Representatives from the Clwstwr team attended the second annual Beyond conference in Edinburgh, which focuses on research and development in the creative industries.

The 2019 gathering explored ‘the intersection between Artificial Intelligence (AI) and creativity’ and over two days, featured speakers from industry and academia covering topics from dark data to audience experience.

The discussion ranged from bouncing a voice off the moon (Harry Yeff) to Storyteller from the Future (Karen Palmer) creatively warning us about biases in AI.

Edinburgh-based cluster, Creative Informatics, also hosted a number of fringe events, including an AI Primer quiz which lifted the lid on data science. 

Here, the team reflect on Beyond and what AI will mean for screen and news:

Clwstwr Producer Greg Mothersdale said:

At the conference, I was reminded that any perceived danger within AI is from the humans developing and using it, not the AI itself (at least for now….) Thanks also to Carly Kind for establishing this early on.

Pip Thornton’s session on commercialising language - What are words worth to Google? - was brilliant and cleverly supported by printing out physical receipts illustrating the online value of words. I was really chuffed that the poem I suggested came in at £97! (I’ve kept the receipt).

Sarah Coward’s presentation on The Forever Project gave a beautiful purpose to AI - AN immersive experience enabling people to meet their heroes and role models even if they are no longer with us, providing understanding of important events and people.

Looking back, there isn’t time or space to describe all the thoughts running through my brain during the conference from cyborgs to immersive domes with biosignals.

My key takeaway was that, above all, we need to keep things human - AI is a tool or an enhancer but it should not control us.

Clwstwr Co-Investigator, David Dunkley Gyimah, said:

I thought Beyond was superb. The ability to get together a spectrum of creatives and academics exploring and sharing their ideas in immersive philosophies, styles and techniques sparked many complimentary ideas.

It was equally great to be with Team Clwstwr to swap ideas and to see Rony from AMPLYFI’s pitch that leaned more towards an invite to co-create and participate, which I'm sure, like other Clwstwrians, will yield expected results.
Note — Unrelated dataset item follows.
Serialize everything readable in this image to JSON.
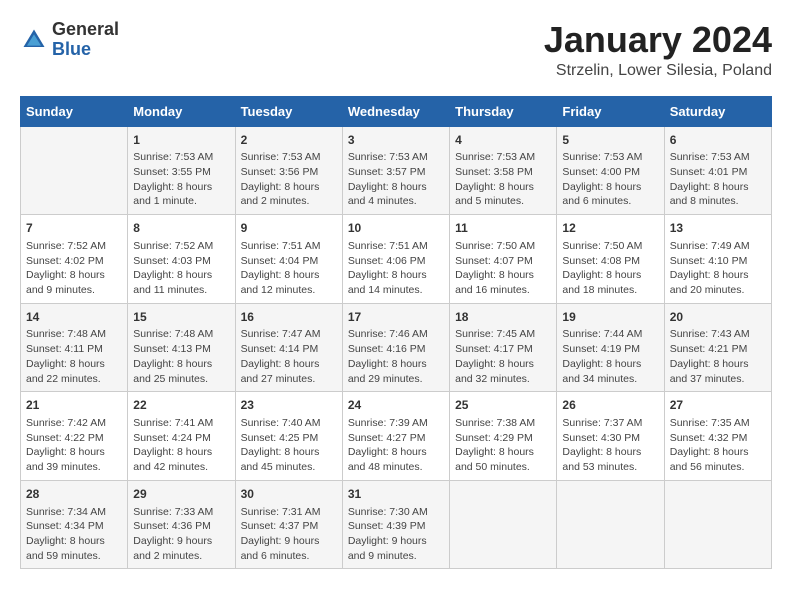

Watch Rony’s presentation on AMPLYFI’s Clwstwr project, AI in the Newsroom, here:

Yassmine Najime, of Clwstwr project Plan V, said:

In terms of R&D, and from a professional perspective, what was really exciting in the conference was to see so many people with a passion and love for new technologies. In particular, how research in fields such as AI and VR (which is what we are specialising in) can, if put to an ethical service, really improve the human experience in our societies and help us have, if not just an enjoyable time, at least an easier one while opening new doors to the unexplored. 
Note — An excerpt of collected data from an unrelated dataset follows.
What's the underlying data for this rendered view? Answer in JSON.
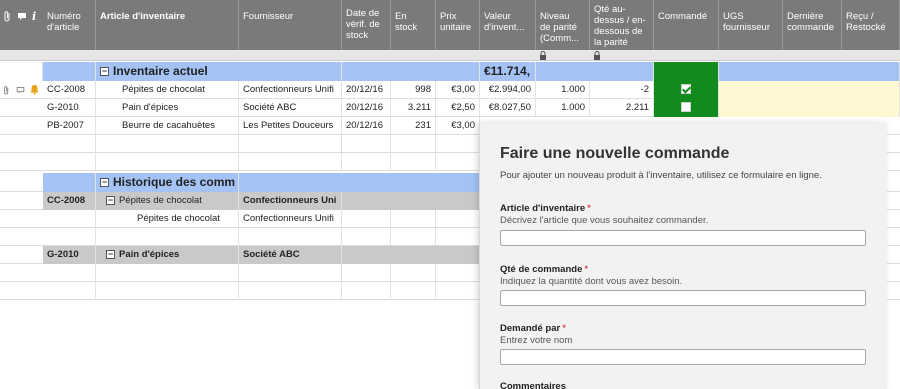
{
  "columns": [
    {
      "label": "Numéro\nd'article"
    },
    {
      "label": "Article d'inventaire"
    },
    {
      "label": "Fournisseur"
    },
    {
      "label": "Date de\nvérif. de\nstock"
    },
    {
      "label": "En\nstock"
    },
    {
      "label": "Prix\nunitaire"
    },
    {
      "label": "Valeur\nd'invent..."
    },
    {
      "label": "Niveau\nde parité\n(Comm..."
    },
    {
      "label": "Qté au-\ndessus / en-\ndessous de\nla parité"
    },
    {
      "label": "Commandé"
    },
    {
      "label": "UGS\nfournisseur"
    },
    {
      "label": "Dernière\ncommande"
    },
    {
      "label": "Reçu /\nRestocké"
    }
  ],
  "sections": {
    "current": {
      "title": "Inventaire actuel",
      "total": "€11.714,"
    },
    "history": {
      "title": "Historique des comm"
    }
  },
  "rows": [
    {
      "id": "CC-2008",
      "item": "Pépites de chocolat",
      "supplier": "Confectionneurs Unifi",
      "date": "20/12/16",
      "stock": "998",
      "price": "€3,00",
      "value": "€2.994,00",
      "par": "1.000",
      "diff": "-2",
      "ordered": true
    },
    {
      "id": "G-2010",
      "item": "Pain d'épices",
      "supplier": "Société ABC",
      "date": "20/12/16",
      "stock": "3.211",
      "price": "€2,50",
      "value": "€8.027,50",
      "par": "1.000",
      "diff": "2.211",
      "ordered": false
    },
    {
      "id": "PB-2007",
      "item": "Beurre de cacahuètes",
      "supplier": "Les Petites Douceurs",
      "date": "20/12/16",
      "stock": "231",
      "price": "€3,00",
      "value": "",
      "par": "",
      "diff": "",
      "ordered": false
    }
  ],
  "history": {
    "group1": {
      "id": "CC-2008",
      "item": "Pépites de chocolat",
      "supplier": "Confectionneurs Uni"
    },
    "group1_child": {
      "item": "Pépites de chocolat",
      "supplier": "Confectionneurs Unifi"
    },
    "group2": {
      "id": "G-2010",
      "item": "Pain d'épices",
      "supplier": "Société ABC"
    }
  },
  "form": {
    "title": "Faire une nouvelle commande",
    "subtitle": "Pour ajouter un nouveau produit à l'inventaire, utilisez ce formulaire en ligne.",
    "fields": [
      {
        "label": "Article d'inventaire",
        "help": "Décrivez l'article que vous souhaitez commander.",
        "value": ""
      },
      {
        "label": "Qté de commande",
        "help": "Indiquez la quantité dont vous avez besoin.",
        "value": ""
      },
      {
        "label": "Demandé par",
        "help": "Entrez votre nom",
        "value": ""
      },
      {
        "label": "Commentaires",
        "help": "",
        "value": ""
      }
    ],
    "required_mark": "*"
  },
  "colors": {
    "header": "#7a7a7a",
    "section": "#a4c2f4",
    "group": "#c9c9c9",
    "ordered_col": "#138a1e",
    "highlight": "#fdf8d2"
  }
}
From a personal perspective I really enjoyed Carly Kind from the Ada Lovelace Institute talk about how it is essential to use new tech research and data to the advantage of humans all while keeping ethical barriers in place if we want to ensure the right development of tech in all fields.

It was all in all a very interesting experience and I've had the chance to meet some professionals who'll hopefully become our collaborators on some projects!

Clwstwr Producer Gavin Johnson said:

It was an insightful two days with some stark reminders of how exciting and alarming AI could be. There were fascinating discussions around AI bias, representation, policy and law, and where AI could be most effective.

Two stand out presentations for me included Dr Pip Thornton’s PhD - A Critique of Linguistic Capitalism - and Storyteller from the Future, Karen Palmer’s RIOT.